The surviving spirit in her wanted to tell him she wasn't tired. But he had already found her out in one or two blatant lies, and she knew he wasn't going to believe this one anyway.
'I promise to keep it to myself if you snore,' he remarked, causing her lips to twitch when she wanted to feel indignant.
'I thought you lived in Belgrave Square,' she said out of blue, something that had occurred to her when he had first mentioned his country house. Then, afraid he might think she had been checking up on him, 'That's where the taxi driver wanted to take me from the hospital, anyway.'
Nash didn't comment on what he thought of her countermanding the taxi driver's previous instructions, but told her after a moment, 'It's convenient to have a flat in London. But having been brought up in the country I like to have the wide open spaces around me whenever I get the chance.'
Surprised and a little pleased that the hard man she had known had opened up to reveal a little of himself, Perry found herself asking softly:
'Does it upset you, Nash, that Lydia inherited your old home?' and immediately she had, she wished she hadn't. Perhaps he was still bitter about that time six years ago.
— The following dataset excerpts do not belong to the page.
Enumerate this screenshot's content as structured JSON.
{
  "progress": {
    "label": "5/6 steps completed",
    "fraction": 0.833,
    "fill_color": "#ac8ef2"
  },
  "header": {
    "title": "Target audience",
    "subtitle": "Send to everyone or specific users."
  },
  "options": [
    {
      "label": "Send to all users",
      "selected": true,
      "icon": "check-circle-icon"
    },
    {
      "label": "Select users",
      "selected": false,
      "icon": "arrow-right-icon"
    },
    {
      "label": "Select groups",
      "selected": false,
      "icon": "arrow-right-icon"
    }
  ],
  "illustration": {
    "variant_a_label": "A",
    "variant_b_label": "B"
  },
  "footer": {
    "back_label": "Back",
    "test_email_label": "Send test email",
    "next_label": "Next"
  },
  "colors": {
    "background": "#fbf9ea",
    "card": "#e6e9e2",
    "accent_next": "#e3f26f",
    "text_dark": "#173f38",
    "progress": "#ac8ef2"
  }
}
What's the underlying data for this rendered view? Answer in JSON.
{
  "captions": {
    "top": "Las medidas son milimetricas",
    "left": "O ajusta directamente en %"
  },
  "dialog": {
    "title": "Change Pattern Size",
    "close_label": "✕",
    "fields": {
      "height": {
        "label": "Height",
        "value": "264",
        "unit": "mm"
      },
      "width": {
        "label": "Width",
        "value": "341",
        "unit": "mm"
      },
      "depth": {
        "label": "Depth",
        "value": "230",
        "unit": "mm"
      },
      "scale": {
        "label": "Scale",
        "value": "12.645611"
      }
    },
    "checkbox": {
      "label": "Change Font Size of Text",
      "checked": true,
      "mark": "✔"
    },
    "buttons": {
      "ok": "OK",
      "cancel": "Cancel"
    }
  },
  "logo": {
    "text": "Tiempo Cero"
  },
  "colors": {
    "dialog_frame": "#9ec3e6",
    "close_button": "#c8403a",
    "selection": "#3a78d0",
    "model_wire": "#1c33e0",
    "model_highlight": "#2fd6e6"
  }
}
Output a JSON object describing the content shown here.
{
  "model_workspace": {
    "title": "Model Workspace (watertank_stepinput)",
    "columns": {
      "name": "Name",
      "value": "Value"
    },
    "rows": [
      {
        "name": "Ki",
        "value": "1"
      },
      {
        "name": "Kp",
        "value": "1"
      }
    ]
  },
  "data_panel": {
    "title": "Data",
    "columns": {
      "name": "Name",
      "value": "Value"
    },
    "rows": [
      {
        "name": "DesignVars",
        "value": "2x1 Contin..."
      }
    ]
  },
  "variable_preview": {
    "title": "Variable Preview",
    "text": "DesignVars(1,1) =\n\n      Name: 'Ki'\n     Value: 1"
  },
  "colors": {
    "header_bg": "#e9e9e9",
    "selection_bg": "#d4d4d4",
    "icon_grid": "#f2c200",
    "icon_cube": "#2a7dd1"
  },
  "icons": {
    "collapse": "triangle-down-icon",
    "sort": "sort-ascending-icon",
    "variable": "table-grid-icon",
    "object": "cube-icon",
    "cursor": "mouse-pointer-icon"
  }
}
'That bang on the head doesn't appear to have affected your memory,' he observed, smoothly overtaking the car in front. Then after a moment's silence when she was still wishing she had bitten her tongue and slightly pink that he was going to ignore her question, he said, 'No, it doesn't upset me. It was my father's wish that she should have it—that he couldn't see her for what she was, was my bad fortune.'
Perry saw more in his answer than he said. He meant he saw it as his bad fortune that he had had to go against all his deep-seated convictions about ever marrying, in order to get what was so rightfully his.
Unconsciously she sighed. Nash could have done something ages ago about his bad fortune in having to take a wife. She wished he had. None of what had taken place would have occurred had he divorced her long, long ago. As it was, life as she had known it would no longer be the same. She had lost Trevor, and, suddenly feeling weepy, she wasn't sure that losing him bothered her all that much—which was confusing, because he had meant so much to her. Perhaps the heartache would start tomorrow, she thought, sighing again. At the moment she felt too numb from all that had happened to feel pain anywhere but where she had been physically hurt.
A small yawn escaped. Her eyes closed. She'd open them in a minute, she thought...
The next thing she knew was that strong arms held her, and were carrying her, plus blanket, away from the car. It was still daylight and for a second she didn't know where she was. Then above her she saw Nash's face, dark hair whipped by a gust of wind in an engaging cowlick across his high, intelligent forehead.
Grey eyes spotted that she had awakened as their owner progressed over a gravelled drive, a manservant preceding him to open doors. 'Hello, Nash,' Perry whispered, still half asleep, and felt an idiot as his eyes showed amusement. That was until he said gravely: 'Hello, yourself.'
A thin wiry lady nearing her sixties greeted them in the hall. Perry guessed she was Mrs Vale as she told Nash everything was as he requested, and asked if she could be of assistance.
Ignoring Perry's movement suggesting she was capable of standing on her own two feet, he held on to her as he thanked Mrs Vale, suggesting, 'Perhaps you'll come up in about fifteen minutes with something to tempt my wife's appetite, Ellie.'
Then as his housekeeper went away to do his bidding, he carried Perry up the stairs, passing the man he called Bert coming from the light airy room Nash took her to.
Without saying a word, he placed her on a velvet-covered chair while he went to unplug the electric blanket he had obviously ordered to be switched on.
Perry watched, thinking she should make some comment. But seeing his thoroughness in action as he went over to her suitcase that Bert must have brought up, she was lost for words as she saw him extract a nightdress which he had thought to pack at the top, knowing it would be wanted first.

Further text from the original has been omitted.